И Ланцет сразу опубликовал с комментарием двух авторов из Джона Хопкинса:
In The Lancet, Denis Y Logunov and colleagues from the N F Gamaleya Research Institute of Epidemiology and Microbiology in Russia present findings from two phase 1/2, non-randomised, open-label studies of a heterologous, replication-deficient, recombinant adenovirus vector-based vaccine in both frozen and lyophilised formulations.1 The researchers enrolled 76 healthy adult volunteers (aged 18–60 years) into the two studies (38 people in each study); 53 (70%) participants were men and 23 (30%) were women.
// www.thelancet.com
Хвалят по ряду позиций саму вакцину, принцип построения:
The two studies by Logunov and colleagues have several strengths.
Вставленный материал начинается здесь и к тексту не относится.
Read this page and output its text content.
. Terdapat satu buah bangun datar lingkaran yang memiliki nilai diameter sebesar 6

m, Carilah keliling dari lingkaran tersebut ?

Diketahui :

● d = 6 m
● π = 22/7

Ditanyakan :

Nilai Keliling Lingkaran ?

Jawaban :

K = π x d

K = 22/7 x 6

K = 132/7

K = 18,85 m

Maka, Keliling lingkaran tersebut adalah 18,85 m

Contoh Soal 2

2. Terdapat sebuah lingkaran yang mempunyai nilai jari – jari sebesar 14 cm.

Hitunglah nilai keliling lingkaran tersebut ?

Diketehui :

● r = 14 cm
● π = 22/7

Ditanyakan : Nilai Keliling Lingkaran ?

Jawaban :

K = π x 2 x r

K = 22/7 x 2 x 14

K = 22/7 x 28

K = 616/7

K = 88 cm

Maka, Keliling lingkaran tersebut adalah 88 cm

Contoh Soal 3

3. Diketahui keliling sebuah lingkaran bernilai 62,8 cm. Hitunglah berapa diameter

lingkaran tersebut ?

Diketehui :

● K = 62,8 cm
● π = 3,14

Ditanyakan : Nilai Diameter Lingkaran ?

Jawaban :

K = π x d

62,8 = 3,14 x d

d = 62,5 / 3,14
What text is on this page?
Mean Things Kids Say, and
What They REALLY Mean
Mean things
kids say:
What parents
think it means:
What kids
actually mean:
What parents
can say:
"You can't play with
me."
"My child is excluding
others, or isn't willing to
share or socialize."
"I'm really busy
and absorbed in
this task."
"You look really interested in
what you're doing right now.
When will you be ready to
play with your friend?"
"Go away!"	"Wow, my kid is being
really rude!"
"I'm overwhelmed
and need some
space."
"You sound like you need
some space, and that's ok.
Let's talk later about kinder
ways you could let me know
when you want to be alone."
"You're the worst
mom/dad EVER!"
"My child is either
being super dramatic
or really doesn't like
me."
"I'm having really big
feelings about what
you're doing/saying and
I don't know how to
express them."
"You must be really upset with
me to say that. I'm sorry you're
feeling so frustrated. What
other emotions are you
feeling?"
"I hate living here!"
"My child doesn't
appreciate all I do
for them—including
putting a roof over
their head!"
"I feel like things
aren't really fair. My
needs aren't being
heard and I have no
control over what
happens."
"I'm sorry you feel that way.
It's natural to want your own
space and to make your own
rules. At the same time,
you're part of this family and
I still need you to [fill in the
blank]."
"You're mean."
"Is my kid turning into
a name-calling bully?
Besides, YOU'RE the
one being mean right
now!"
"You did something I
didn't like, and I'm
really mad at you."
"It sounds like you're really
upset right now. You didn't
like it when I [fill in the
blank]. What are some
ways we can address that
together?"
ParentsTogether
First, adenoviruses are ubiquitous, so humans might not be immunologically naive. Previous immunity to the vector might interfere with adenovirus-vectored COVID-19 vaccine efficacy.
A second strength is the threshold for neutralisation used in the two studies. Neutralisation assays vary from study to study. Neutralisation is tested by examining whether plasma from a recently vaccinated individual can prevent cellular damage on in-vitro exposure of cells to SARS-CoV-2.
...
This high bar implies these researchers took an a-priori risk that their vaccine might fail the test. It did not. It remains to be seen if other manufacturers will set a similar high standard.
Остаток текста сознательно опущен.